PK Burma is a Professor at the Department of Genetics, Delhi University. He is a plant geneticist with a passion for teaching. He reminisces about his academic mentors and shares his views on professional networking for teachers.
Please tell us a bit about your journey so far in academia. Were you always interested in teaching?
I was unwillingly exposed to science in my childhood, as both my parents were researchers. I drifted into academia; as an undergraduate, I wanted to be a politician and an administrator!
I studied Zoology at the Banaras Hindu University and had excellent teachers with tremendous patience to mentor students like me. My first foray into research was a small project with SC Lakhotia (with whom I did my PhD) studying a locus encoding non-coding RNA in Drosophila melanogaster.

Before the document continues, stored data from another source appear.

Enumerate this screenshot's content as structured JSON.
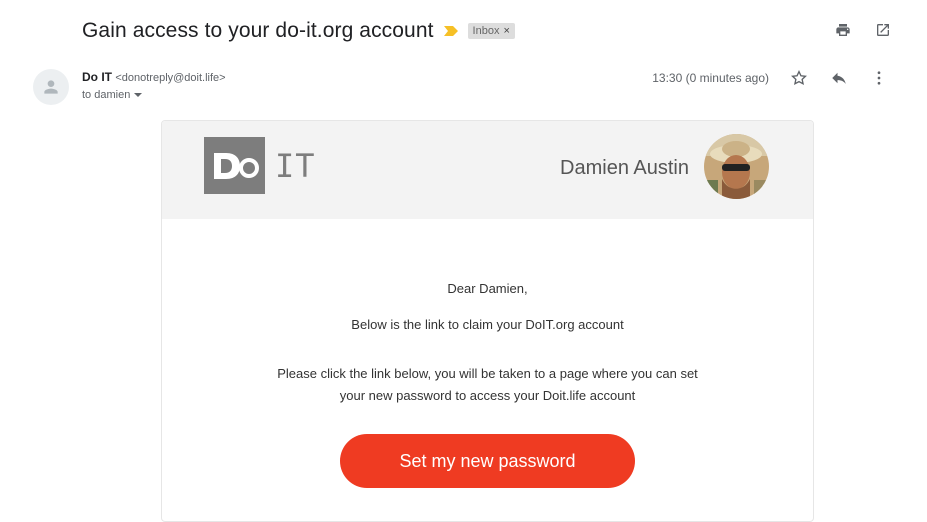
{
  "email": {
    "subject": "Gain access to your do-it.org account",
    "label": "Inbox",
    "label_close": "×",
    "sender_name": "Do IT",
    "sender_email": "<donotreply@doit.life>",
    "to_line": "to damien",
    "timestamp": "13:30 (0 minutes ago)"
  },
  "card": {
    "logo_text": "IT",
    "user_name": "Damien Austin",
    "greeting": "Dear Damien,",
    "line1": "Below is the link to claim your DoIT.org account",
    "para_line1": "Please click the link below, you will be taken to a page where you can set",
    "para_line2": "your new password to access your Doit.life account",
    "cta": "Set my new password"
  },
  "colors": {
    "cta_bg": "#ef3b22",
    "importance": "#f6c026",
    "logo_gray": "#7d7d7d"
  },
  "icons": {
    "print": "print-icon",
    "open_new": "open-in-new-icon",
    "star": "star-icon",
    "reply": "reply-icon",
    "more": "more-vert-icon",
    "caret": "caret-down-icon",
    "avatar": "person-icon"
  }
}
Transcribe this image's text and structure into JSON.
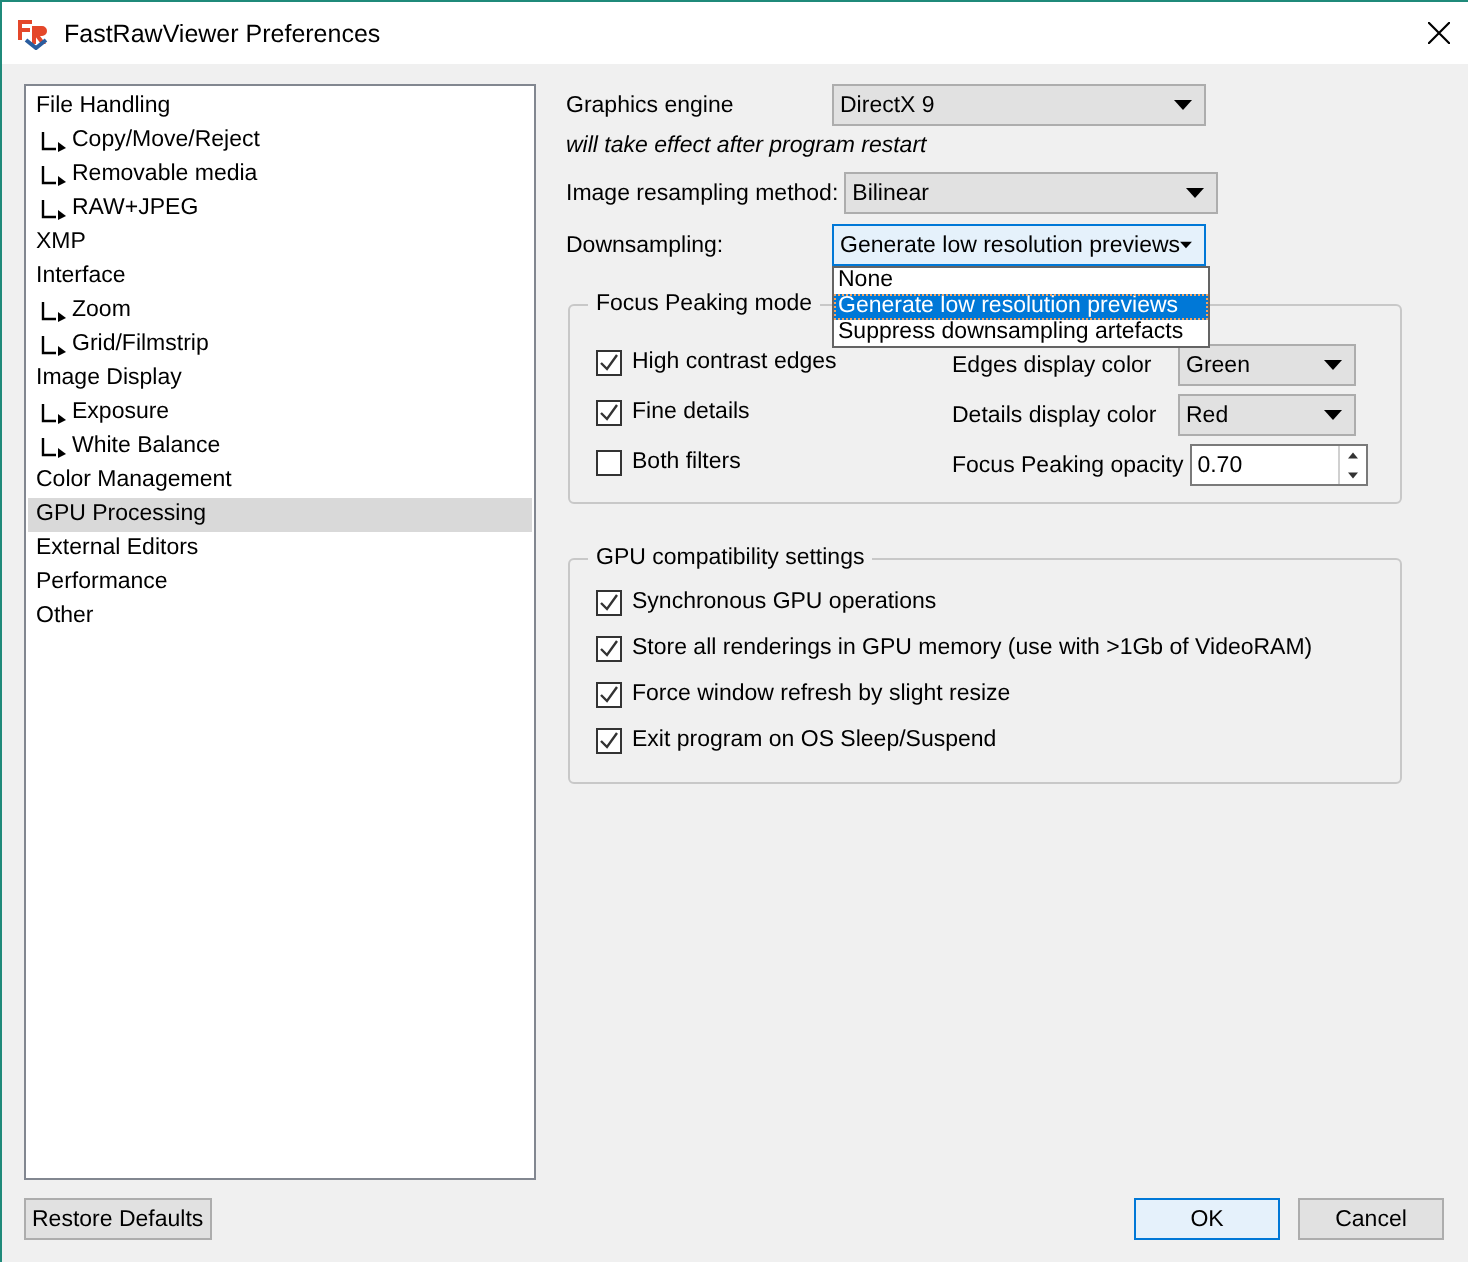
{
  "window": {
    "title": "FastRawViewer Preferences"
  },
  "sidebar": {
    "items": [
      {
        "label": "File Handling",
        "selected": false,
        "children": [
          {
            "label": "Copy/Move/Reject",
            "selected": false
          },
          {
            "label": "Removable media",
            "selected": false
          },
          {
            "label": "RAW+JPEG",
            "selected": false
          }
        ]
      },
      {
        "label": "XMP",
        "selected": false
      },
      {
        "label": "Interface",
        "selected": false,
        "children": [
          {
            "label": "Zoom",
            "selected": false
          },
          {
            "label": "Grid/Filmstrip",
            "selected": false
          }
        ]
      },
      {
        "label": "Image Display",
        "selected": false,
        "children": [
          {
            "label": "Exposure",
            "selected": false
          },
          {
            "label": "White Balance",
            "selected": false
          }
        ]
      },
      {
        "label": "Color Management",
        "selected": false
      },
      {
        "label": "GPU Processing",
        "selected": true
      },
      {
        "label": "External Editors",
        "selected": false
      },
      {
        "label": "Performance",
        "selected": false
      },
      {
        "label": "Other",
        "selected": false
      }
    ]
  },
  "graphics_engine": {
    "label": "Graphics engine",
    "value": "DirectX 9"
  },
  "note": "will take effect after program restart",
  "resampling": {
    "label": "Image resampling method:",
    "value": "Bilinear"
  },
  "downsampling": {
    "label": "Downsampling:",
    "value": "Generate low resolution previews",
    "expanded": true,
    "options": [
      {
        "label": "None",
        "selected": false
      },
      {
        "label": "Generate low resolution previews",
        "selected": true
      },
      {
        "label": "Suppress downsampling artefacts",
        "selected": false
      }
    ]
  },
  "focus_peaking": {
    "title": "Focus Peaking mode",
    "checkboxes": [
      {
        "label": "High contrast edges",
        "checked": true
      },
      {
        "label": "Fine details",
        "checked": true
      },
      {
        "label": "Both filters",
        "checked": false
      }
    ],
    "fields": [
      {
        "label": "Edges display color",
        "kind": "combo",
        "value": "Green"
      },
      {
        "label": "Details display color",
        "kind": "combo",
        "value": "Red"
      },
      {
        "label": "Focus Peaking opacity",
        "kind": "spin",
        "value": "0.70"
      }
    ]
  },
  "gpu_compatibility": {
    "title": "GPU compatibility settings",
    "checkboxes": [
      {
        "label": "Synchronous GPU operations",
        "checked": true
      },
      {
        "label": "Store all renderings in GPU memory (use with >1Gb of VideoRAM)",
        "checked": true
      },
      {
        "label": "Force window refresh by slight resize",
        "checked": true
      },
      {
        "label": "Exit program on OS Sleep/Suspend",
        "checked": true
      }
    ]
  },
  "footer": {
    "restore": "Restore Defaults",
    "buttons": [
      {
        "label": "OK",
        "default": true
      },
      {
        "label": "Cancel",
        "default": false
      }
    ]
  }
}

My postdoctoral experience with Samir Brahmachari was also exciting. He mentored me for an interview for a lectureship position at the Department of Genetics, University of Delhi (DU). At DU, Deepak Pental convinced me to work on plant biology; we developed transgenics that we hope to see being farmed in the near future.
I owe it to my teachers for kindling in me a love for science. Mentorship has played a significant role in helping me reach this stage of my academic journey. I am glad that I was mentored and not ‘supervised’. I feel that academic mentorship is fading away.
To me, teaching is a ‘work of heart’. I discovered this love around examination time, I understood the topic better once I taught it to my friends. This is true today – I achieved clarity in genetic concepts once I started teaching students. The joy of teaching is best achieved when an alumnus remembers my classes.
Do you introduce elements of your research in teaching?
To me, education is an amalgamation of learning, teaching, and research. What I teach in the classroom finds its way into research. My first-hand experience with research supplements my teaching.
I share my mistakes that arise due to the vagaries of the system under study – it is important for students to know that mistakes are acceptable. I teach a course on ‘Regulation of Gene Expression’ and my work on plant transgene expression gets plugged into teaching.
During my PhD, in addition to conducting experiments, I learnt to fabricate apparatus, repair appliances, handle finances, and run projects on a shoestring budget. Today I realize that we received holistic training that has enabled me to impart this philosophy.
Which pedagogical tools have worked best for you in classrooms? Have you tried non-conventional approaches to teaching?
I mostly use the blackboard, supported by a few video slides (if needed). We have a small class and I vary my approach depending on the educational background of the students.
I love discussing classic papers of Mendel or Jacob and Monod to inspire students. My intent is to inspire students to read and forage on their own. An unconventional mode of teaching is compiled in the book ‘Great Scientists Speak Again’ by Richard M Eakin. To attract students, Eakin used to dress up like scientists and enact his experiments in class. A flair for drama always helps!
For practical sessions, I try to design experiments that ask students to reason out explanations based on their observations. A few times they have suggested explanations that forced me to think in a new direction.
Over the years I have stopped students from writing the typical ‘practical record book/copy’. I feel the norm of writing practical notebooks is the biggest example of plagiarism as most students copy exercises from the seniors.
What are your views on undergraduate research? What are the pros and cons of such an approach?
Are we really equipped to carry out research in most of our colleges (except in a few elite institutes)? Routine lab practicals are not conducted optimally because of student overload and decimating infrastructure. Proper library facilities, access to journals, and residential campuses are a must for implementing research in undergraduate courses.
The first step should be to improve the current design of experiments for fostering student engagement and inculcating the spirit of questioning.
Our knowledge in the field of biology has increased rapidly. Which relevant courses do you think can be added to the curriculum?
With the development of knowledge, the curriculum needs to be updated on a regular basis. However, it is equally important to focus on building basic concepts.
Courses should continue teaching organismal biology. Through the teaching of phylogenetics, evolutionary biology should be introduced. Biostatistics too needs to be comprehensively taught. In today’s age of data, it is important to make students understand its importance.
A course on writing skills is a must. ‘History of science’ that discusses the evolution of a scientific field can also be experimented with.
Do you think professional networking is important in teaching as it is in research? How can one benefit from such networking?
It is very important to share one’s teaching experience with others. The first step could be that teachers attend each other’s classes and have constructive discussions on the teaching methodology. Just like research, ‘teaching skills’ need to be nurtured.
We do have a few networking platforms – an orientation program and two refresher courses. This is an opportunity for teachers across the country to network, these opportunities should be strengthened in a meaningful way.
How would you feel about sharing your teaching experiences as a mentor during teacher conferences? Do you know of any conferences for teachers of STEM in India? Do you think having these conferences is a good idea?
I would love to do it, though I am not aware of any conferences for STEM teachers.
It is important that these forums be used to discuss new topics that could be taught, approaching the same in an interesting way and nurturing experimental skills. These forums can help teachers in pedagogy innovation.
All these have to be conducted keeping in mind the ground reality of our colleges and post-graduate departments. All such conferences or discussion meetings should be meaningful, not another box to be ticked in an academic year.